Lucio y Sergio obedecieron a su jefe y atacaron como dos perros guardianes bien entrenados. Borrachos o no, los dos eran casi tan altos como Pedro e igual de robustos. Tenía que espantarlos mientras pudiera, antes de que perdiera la ventaja de la sobriedad por la fatiga que acabaría debilitándolo si se prolongaba la pelea.


Dio un paso hacia Lucio, que fue el primero en atacar. Pedro paró el golpe con el antebrazo y se dobló por la cintura. Su hombro golpeó al otro en el estómago y lo lanzó contra el guardabarros del coche.


Sergio lanzó todo su peso sobre los hombros de Pedro. La fuerza de dos hombres encima de él hizo que Lucio se doblara hacia atrás. Se golpeó la cabeza en el parabrisas y lanzó un juramento. Parpadeó confuso y movió la cabeza. 


Estaba fuera de juego hasta que pudiera volver a enfocar la vista.


Pero Sergio todavía no estaba vencido y rodeó con el brazo la garganta de Pedro. Éste tuvo los reflejos suficientes para bajar la barbilla al pecho y proteger la nuez del golpe, pero el peso de Sergio le hizo perder el equilibrio. Retrocedió un par de pasos tambaleante, consciente de que, si caía y los otros dos se lanzaban sobre él, su situación sería muy precaria.


—¡Tú no te metas!


Pedro oyó la advertencia de Daniel cuando se lanzaba ya contra Sergio. Paula levantó el tapacubos de la rueda ya quitada para usarlo como arma, pero Daniel se lo arrancó de un golpe con la llave y el disco de metal cayó al suelo nevado y se perdió de vista.


La distracción dio ocasión a Sergio de alcanzar con un fuerte puñetazo los riñones de Pedro. Éste lanzó un juramento, apretó el puño con fuerza para convertir su antebrazo musculoso en una auténtica maza y golpeó el diafragma de Sergio con el puño. Con el segundo golpe consiguió liberar su garganta y el tercero chocó con una costilla. Sergio lo soltó e intentó retroceder en el cemento resbaladizo. En cuestión de segundos, Pedro estaba de rodillas encima de él. Le dio un puñetazo fuerte en la mandíbula y lo dejó sin sentido.


Cuando se ponía en pie, miró a Paula. Daniel la empujó a un lado para enfrentarse a él, pero los ojos verdes de ella se abrieron mucho y miraron a la derecha, advirtiendo a Pedro del peligro que se acercaba por detrás.


Se volvió y lanzó un puñetazo y una patada, que alcanzó a Lucio justo en sus partes. Dobló las rodillas y cayó al suelo agarrándoselas y gimiendo de dolor.


Pedro respiró con fuerza.


—¿Doctora?


—¡Pedro!


Al oír el grito de Paula, vio el brillo del metal que avanzaba hacia él y se agachó de lado para esquivar el golpe de la llave inglesa, que le dio en las costillas en lugar de en la cabeza. Aun así, la fuerza del golpe le hizo retroceder un paso, tropezó con Sergio y cayó de espaldas sobre la nieve.


Sintió un dolor agudo en el costado izquierdo y lanzó un juramento.

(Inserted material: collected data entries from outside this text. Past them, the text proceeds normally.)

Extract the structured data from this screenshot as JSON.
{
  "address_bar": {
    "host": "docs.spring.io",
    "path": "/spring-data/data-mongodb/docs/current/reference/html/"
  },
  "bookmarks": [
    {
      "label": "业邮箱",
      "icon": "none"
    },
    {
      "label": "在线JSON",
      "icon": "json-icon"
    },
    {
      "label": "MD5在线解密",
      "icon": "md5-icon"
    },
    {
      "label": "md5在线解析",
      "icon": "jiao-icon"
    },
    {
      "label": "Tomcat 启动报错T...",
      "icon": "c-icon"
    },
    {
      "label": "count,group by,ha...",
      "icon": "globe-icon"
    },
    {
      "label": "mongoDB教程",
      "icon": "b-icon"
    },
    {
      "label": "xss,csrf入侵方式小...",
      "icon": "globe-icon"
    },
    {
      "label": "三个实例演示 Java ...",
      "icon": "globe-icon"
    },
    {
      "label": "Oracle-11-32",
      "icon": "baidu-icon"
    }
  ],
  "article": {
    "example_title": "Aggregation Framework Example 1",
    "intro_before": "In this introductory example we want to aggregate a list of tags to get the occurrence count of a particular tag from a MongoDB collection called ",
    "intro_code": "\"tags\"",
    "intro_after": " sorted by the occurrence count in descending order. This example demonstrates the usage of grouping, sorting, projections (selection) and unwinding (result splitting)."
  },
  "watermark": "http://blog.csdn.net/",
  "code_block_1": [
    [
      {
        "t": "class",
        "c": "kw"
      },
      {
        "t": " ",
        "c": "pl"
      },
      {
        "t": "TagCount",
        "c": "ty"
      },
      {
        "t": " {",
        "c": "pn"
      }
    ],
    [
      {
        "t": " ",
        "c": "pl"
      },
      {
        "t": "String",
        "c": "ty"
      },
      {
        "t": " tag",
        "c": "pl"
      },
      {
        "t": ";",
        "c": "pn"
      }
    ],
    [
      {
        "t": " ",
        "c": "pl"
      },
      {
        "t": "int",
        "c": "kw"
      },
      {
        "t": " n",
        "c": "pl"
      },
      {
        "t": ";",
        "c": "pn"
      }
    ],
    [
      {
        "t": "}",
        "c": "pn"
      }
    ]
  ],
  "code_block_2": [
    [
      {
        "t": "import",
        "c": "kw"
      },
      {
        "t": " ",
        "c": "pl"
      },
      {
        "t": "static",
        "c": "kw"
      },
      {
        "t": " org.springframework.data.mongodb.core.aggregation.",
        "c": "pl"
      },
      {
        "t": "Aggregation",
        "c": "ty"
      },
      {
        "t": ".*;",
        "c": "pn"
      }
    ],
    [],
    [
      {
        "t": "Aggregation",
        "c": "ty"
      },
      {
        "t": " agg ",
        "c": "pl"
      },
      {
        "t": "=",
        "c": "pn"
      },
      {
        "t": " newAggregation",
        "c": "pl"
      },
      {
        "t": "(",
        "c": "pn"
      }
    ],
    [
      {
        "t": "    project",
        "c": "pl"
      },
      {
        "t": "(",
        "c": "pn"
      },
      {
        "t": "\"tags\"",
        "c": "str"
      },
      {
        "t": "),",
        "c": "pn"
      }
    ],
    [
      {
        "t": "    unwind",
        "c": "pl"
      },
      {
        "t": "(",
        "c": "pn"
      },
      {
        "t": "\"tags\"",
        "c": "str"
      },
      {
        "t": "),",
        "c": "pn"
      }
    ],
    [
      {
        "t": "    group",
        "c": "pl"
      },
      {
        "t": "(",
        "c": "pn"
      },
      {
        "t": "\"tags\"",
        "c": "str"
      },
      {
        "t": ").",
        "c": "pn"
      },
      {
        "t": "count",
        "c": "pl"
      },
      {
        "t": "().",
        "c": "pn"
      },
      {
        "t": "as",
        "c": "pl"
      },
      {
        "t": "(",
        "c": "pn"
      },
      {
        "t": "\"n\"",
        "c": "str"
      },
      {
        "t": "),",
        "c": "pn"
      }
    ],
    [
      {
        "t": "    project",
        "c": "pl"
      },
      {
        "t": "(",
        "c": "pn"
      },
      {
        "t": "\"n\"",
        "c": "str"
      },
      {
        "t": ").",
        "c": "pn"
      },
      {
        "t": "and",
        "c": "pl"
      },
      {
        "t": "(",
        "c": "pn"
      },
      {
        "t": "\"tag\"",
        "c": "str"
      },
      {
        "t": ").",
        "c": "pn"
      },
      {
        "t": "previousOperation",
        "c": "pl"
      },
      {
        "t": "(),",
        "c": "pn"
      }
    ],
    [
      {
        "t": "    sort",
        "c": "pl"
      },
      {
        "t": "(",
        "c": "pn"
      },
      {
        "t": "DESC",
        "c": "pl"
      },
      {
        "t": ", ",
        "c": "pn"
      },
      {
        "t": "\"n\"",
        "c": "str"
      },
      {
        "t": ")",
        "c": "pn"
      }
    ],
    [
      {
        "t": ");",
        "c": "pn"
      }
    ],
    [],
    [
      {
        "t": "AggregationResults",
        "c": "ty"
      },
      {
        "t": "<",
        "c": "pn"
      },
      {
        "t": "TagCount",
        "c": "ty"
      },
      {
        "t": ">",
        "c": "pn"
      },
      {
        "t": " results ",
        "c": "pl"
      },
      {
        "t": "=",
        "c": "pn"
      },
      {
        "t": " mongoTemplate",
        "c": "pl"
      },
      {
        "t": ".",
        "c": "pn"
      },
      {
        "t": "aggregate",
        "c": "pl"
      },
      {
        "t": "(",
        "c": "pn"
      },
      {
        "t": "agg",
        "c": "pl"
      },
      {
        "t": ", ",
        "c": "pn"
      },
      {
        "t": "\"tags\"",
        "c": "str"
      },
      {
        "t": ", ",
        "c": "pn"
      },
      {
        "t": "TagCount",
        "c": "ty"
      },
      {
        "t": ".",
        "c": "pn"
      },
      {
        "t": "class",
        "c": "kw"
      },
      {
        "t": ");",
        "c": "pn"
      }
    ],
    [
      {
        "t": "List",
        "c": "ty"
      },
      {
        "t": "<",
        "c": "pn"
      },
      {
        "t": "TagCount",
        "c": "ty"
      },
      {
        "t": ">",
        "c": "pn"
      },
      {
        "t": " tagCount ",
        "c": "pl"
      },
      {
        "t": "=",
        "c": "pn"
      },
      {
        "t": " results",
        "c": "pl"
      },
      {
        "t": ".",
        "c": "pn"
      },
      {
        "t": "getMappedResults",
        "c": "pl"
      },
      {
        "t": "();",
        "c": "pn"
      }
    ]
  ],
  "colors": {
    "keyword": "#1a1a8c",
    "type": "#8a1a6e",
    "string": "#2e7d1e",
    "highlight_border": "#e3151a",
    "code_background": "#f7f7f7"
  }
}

—¡Oh, Dios mío! —oyó exclamar a Paula.


—¡Hijo de perra! —Daniel levantó la llave para golpear de nuevo—. ¡No te metas donde no te llaman!


Una bola de nieve golpeó la sien de Daniel. Abrió mucho los ojos ante lo inesperado del ataque y la distracción le hizo desviar la llave.


Pedro aprovechó para rodar en el suelo y esquivar el golpe.


Daniel lanzó un juramento. Pedro le dio una patada en la mano, que le hizo soltar la llave.


—¡Vámonos! —dijo Daniel. Se secó la mejilla con la mano y lanzó una mirada amenazadora a Pedro y a Paula, que sostenía otra bola de nieve en la mano. Sergio se levantó con esfuerzo y ayudó a Lucio, cuya posición encorvada revelaba el dolor que sentía todavía—. ¡Vámonos! ¡Vámonos!


Daniel empujó a sus gorilas hacia las sombras de la noche y Pedro se levantó y se acercó a Paula.


—No esperaba que pelearas tan bien, Tanner —gritó Daniel—. La próxima vez lo recordaré —miró a Paula—. Volveremos a vernos pronto, profesora. Antes de mi encuesta.


Se alejó con sus dos amigos y Pedro se llevó una mano a la caja torácica para valorar el daño. El dolor le hizo murmurar un juramento, pero no notó pinchazos agudos dentro. No tenía huesos rotos.


—¿Está bien? —preguntaron los dos al unísono.


Pedro miró a la mujer. Aunque en sus ojos verdes brillaban todavía chispas de miedo y adrenalina, su piel dorada estaba pálida.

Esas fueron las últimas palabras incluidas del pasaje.